# Twin Oaks Classic...my goTO bow has arrived...



## SELFBOW (Mar 21, 2016)

Gonna be here real soon 39 days away 

I plan on meeting Navy Dave there.


----------



## Todd Cook (Mar 22, 2016)

Michelle and I are planning on it. Want to do the selfbow challenge.


----------



## Vance Henry (Mar 22, 2016)

I'm not saying yes, but I'm not saying no either.


----------



## Todd Cook (Mar 22, 2016)

Vance Henry said:


> I'm not saying yes, but I'm not saying no either.



Commitment issues eh?


----------



## RH Clark (Mar 22, 2016)

I went about 7 years in a row but I haven't been in about 3 years. It sure is a great shoot with some of the best folks you will ever meet.


----------



## TNGIRL (Mar 25, 2016)

I haven't missed one in about 11 years I think. I don't have a room booked yet, my 5th grandchild is due on May 2nd....so I am working on how to induce her labor early!!!!! I will make it if it's the Lord's will!!!!


----------



## Yellowshell (Apr 4, 2016)

Planning on it.  Coming from E. TN.  I'm looking forward to it.


----------



## SELFBOW (Apr 25, 2016)

Won't be long now...


----------



## Vance Henry (Apr 27, 2016)

I'm out.  Going to chase some pigs instead.   Everyone going have fun and travel safe.


----------



## SELFBOW (May 1, 2016)

I got in the Lambo build challenge. Got a bamboo backed Ipe blank Thur afternoon and had it shooting Fri afternoon. 





45#@28"









This bow will be named "My goTO bow" TO for Twin Oaks...


----------



## Barry Duggan (May 1, 2016)

Looks nice Martin. Specs.?


----------



## SELFBOW (May 1, 2016)

Barry Duggan said:


> Looks nice Martin. Specs.?



66" 45@28 Bamboo backed Ipe w Osage handle...


----------



## Poynor (May 1, 2016)

Looks good


----------



## mudcreek (May 2, 2016)

That is one purty bow!


----------



## 2wheelfoster (May 2, 2016)

Looks Good!!!!!!


----------



## Barry Duggan (May 2, 2016)

Didn't know what it was, to start with, but I knew it wasn't a "Shapeless Classic".


----------



## SELFBOW (May 2, 2016)

Barry Duggan said:


> Didn't know what it was, to start with, but I knew it wasn't a "Shapeless Classic".

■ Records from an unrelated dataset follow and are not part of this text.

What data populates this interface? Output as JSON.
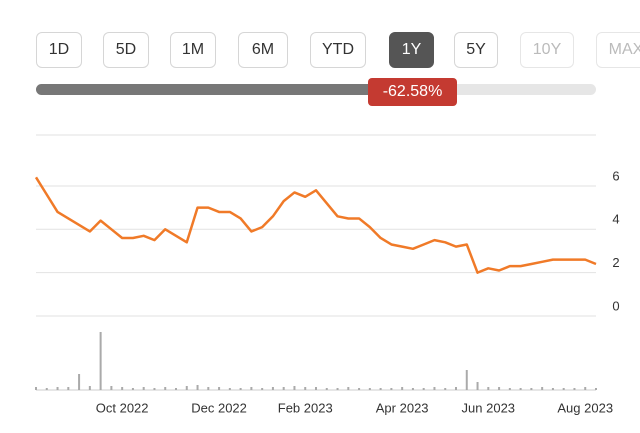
{
  "range_buttons": [
    "1D",
    "5D",
    "1M",
    "6M",
    "YTD",
    "1Y",
    "5Y",
    "10Y",
    "MAX"
  ],
  "selected_index": 5,
  "change_label": "-62.58%",
  "chart_data": {
    "type": "line",
    "categories": [
      null,
      null,
      null,
      null,
      null,
      null,
      null,
      null,
      "Oct 2022",
      null,
      null,
      null,
      null,
      null,
      null,
      null,
      null,
      "Dec 2022",
      null,
      null,
      null,
      null,
      null,
      null,
      null,
      "Feb 2023",
      null,
      null,
      null,
      null,
      null,
      null,
      null,
      null,
      "Apr 2023",
      null,
      null,
      null,
      null,
      null,
      null,
      null,
      "Jun 2023",
      null,
      null,
      null,
      null,
      null,
      null,
      null,
      null,
      "Aug 2023",
      null
    ],
    "series": [
      {
        "color": "#f07a28",
        "values": [
          6.4,
          5.6,
          4.8,
          4.5,
          4.2,
          3.9,
          4.4,
          4.0,
          3.6,
          3.6,
          3.7,
          3.5,
          4.0,
          3.7,
          3.4,
          5.0,
          5.0,
          4.8,
          4.8,
          4.5,
          3.9,
          4.1,
          4.6,
          5.3,
          5.7,
          5.5,
          5.8,
          5.2,
          4.6,
          4.5,
          4.5,
          4.1,
          3.6,
          3.3,
          3.2,
          3.1,
          3.3,
          3.5,
          3.4,
          3.2,
          3.3,
          2.0,
          2.2,
          2.1,
          2.3,
          2.3,
          2.4,
          2.5,
          2.6,
          2.6,
          2.6,
          2.6,
          2.4
        ]
      }
    ],
    "volume": [
      3,
      2,
      3,
      3,
      16,
      4,
      58,
      4,
      3,
      2,
      3,
      2,
      3,
      2,
      4,
      5,
      3,
      3,
      2,
      2,
      3,
      2,
      3,
      3,
      4,
      3,
      3,
      2,
      2,
      3,
      2,
      2,
      2,
      2,
      3,
      2,
      2,
      3,
      2,
      3,
      20,
      8,
      3,
      3,
      2,
      2,
      2,
      3,
      2,
      2,
      2,
      3,
      2
    ],
    "ylim": [
      0,
      8
    ],
    "yticks": [
      0,
      2,
      4,
      6
    ],
    "grid": true
  }
}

It's easy to put some life into a bow. Just a little sanding


----------



## AllAmerican (May 2, 2016)

Martin,  dude, that is just awesome!   I'm impressed with your bow building skills.  Nice bow, and congrats on getting done.  How do you know what weight it is going to be and how much time did you put into it?


----------



## AllAmerican (May 2, 2016)

AllAmerican said:


> Martin,  dude, that is just awesome!   I'm impressed with your bow building skills.  Nice bow, and congrats on getting done.  How do you know what weight it is going to be and how much time did you put into it?


----------



## dpoole (May 3, 2016)

Nice job


----------



## Todd Cook (May 3, 2016)

Very nice!


----------



## SELFBOW (May 3, 2016)

AllAmerican said:


> Martin,  dude, that is just awesome!   I'm impressed with your bow building skills.  Nice bow, and congrats on getting done.  How do you know what weight it is going to be and how much time did you pit into it?



Getting a blank everything is already glied together. I had the tips overlayed and floor tillered in a few hours and put it on the tree. I just had to trap the limbs and sand a little on the belly.
The next day was spent shaping the handle, getting a string and shooting it. Probably 5 more hours. Maybe 8-10 in this one. When selecting a blank I floor checked limbs til I found one that felt right. It came in at 45# and at my draw 41#.

Poor Dave got an Osage blank and spent 2.5 days sanding that thing but it is beautiful. He followed different lines on it and it came out great and shoots great as well. We never put it back on the tree for #s but under 50# for sure.


----------



## AllAmerican (May 4, 2016)

Awesom thanks for sharing


----------



## Vance Henry (May 5, 2016)

That's awesome Martin.


----------



## sawtooth (May 5, 2016)

nice bow man. Good job.


----------